Yield to average life is the calculation of a bond that is systematically retired throughout its life. The trustee of a sinking fund bond will use the yield-to-average life calculation to help them determine if they should re-buy some of the bonds on the open market. This is typical when the bonds are trading below par. The average life, in this case, may be significantly less than the actual number of years until maturity.

This yield replaces the stated final maturity with the average life maturity. Average life is also called the weighted average maturity (WAM) or weighted average life (WAL). 

BREAKING DOWN Yield To Average Life

Yield to average life lets the investor estimate the actual return from a bond investment, regardless of the bond's exact maturity date. The yield to average life calculation assumes that the bond matures on the day given by its average life and at the average redemption price instead of the par price. It can be calculated with the same formula as yield to maturity by substituting the average life for the bond’s maturity.

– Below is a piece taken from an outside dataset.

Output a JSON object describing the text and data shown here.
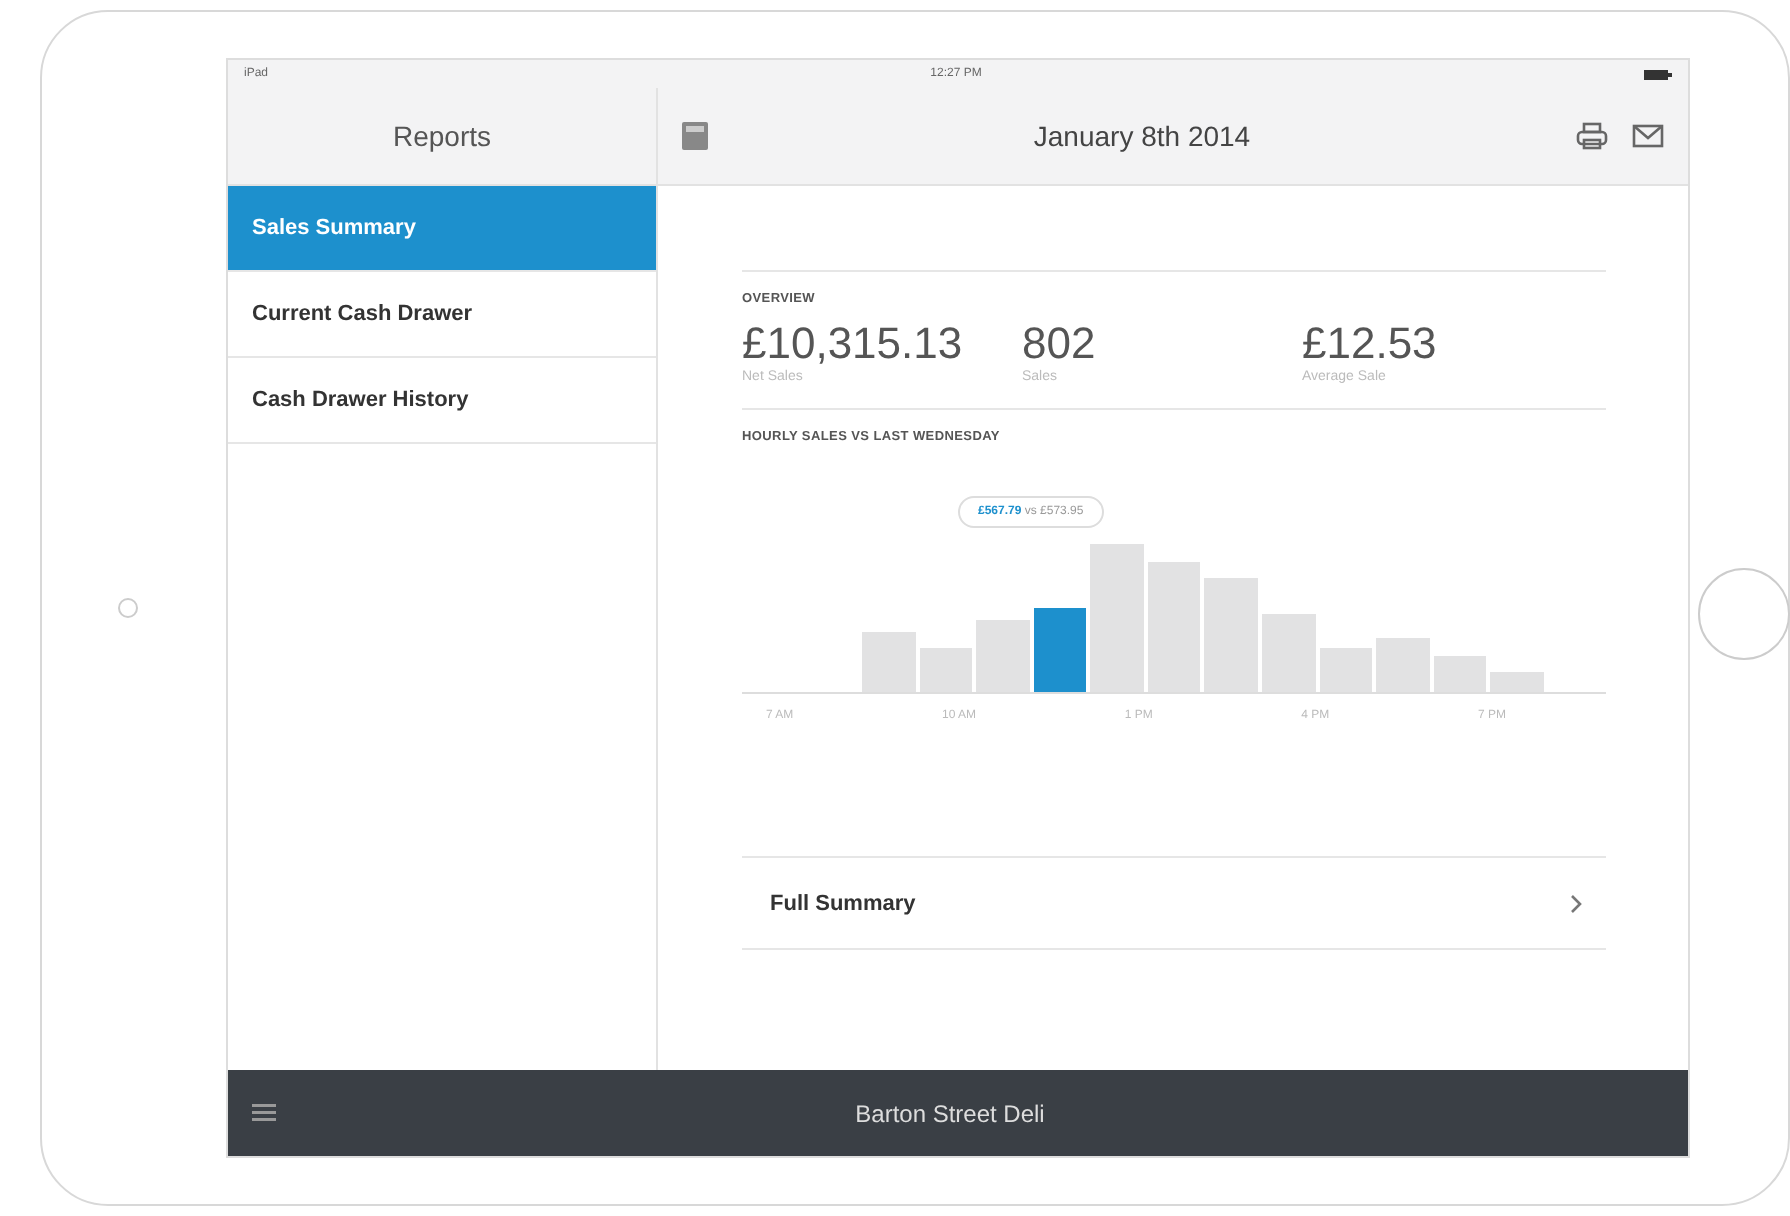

It determines the amount of time it will take to recover one-half of a bond’s face value. Bonds which have a faster repayment of principal will lower the risk of default and allows a bondholder to reinvest their money sooner. Speedier reinvestment can be good or bad, depending on which direction interest rates have moved since the investor bought the bond.

While some bonds repay the principal in a lump sum at maturity, others repay the principal in installments over the term of the bond. This installment method of repayment is called a sinking fund feature. In these bonds, the indenture requires the issuer to set money aside into a separate account regularly. This account is for the exclusive purpose of redeeming the bonds. With the amortization of a bond's principal in this way, the average life calculation will allow investors to determine how soon repayment of the principal will be.

A sinking fund is a means of repaying funds borrowed through a bond issue through periodic payments to a trustee who retires part of the issue by purchasing the bonds in the open market. A sinking fund improves a corporation's creditworthiness, letting the business pay investors a lower interest rate.

Yield To Average Life for Mortgage-Backed Securities

Yield-to-average life allows investors to determine the expected return of mortgage-backed securities (MBS), because of the prepayment of the underlying mortgage debt. This metric is useful in the pricing of MBSs, such as collateralized mortgage obligations (CMOs) issued by the Federal Home Loan Mortgage Corporation and private issuers.

An MBS generally repays principal throughout the life of the investment. Depending on whether the MBS was purchased at a discount or a premium, the advanced paying of the principal can affect an investor's expected return. An environment with declining interest rates will often lead homeowners to refinance. In the refinancing process, the old loan is paid off as a new loan with lower interest payments takes it place.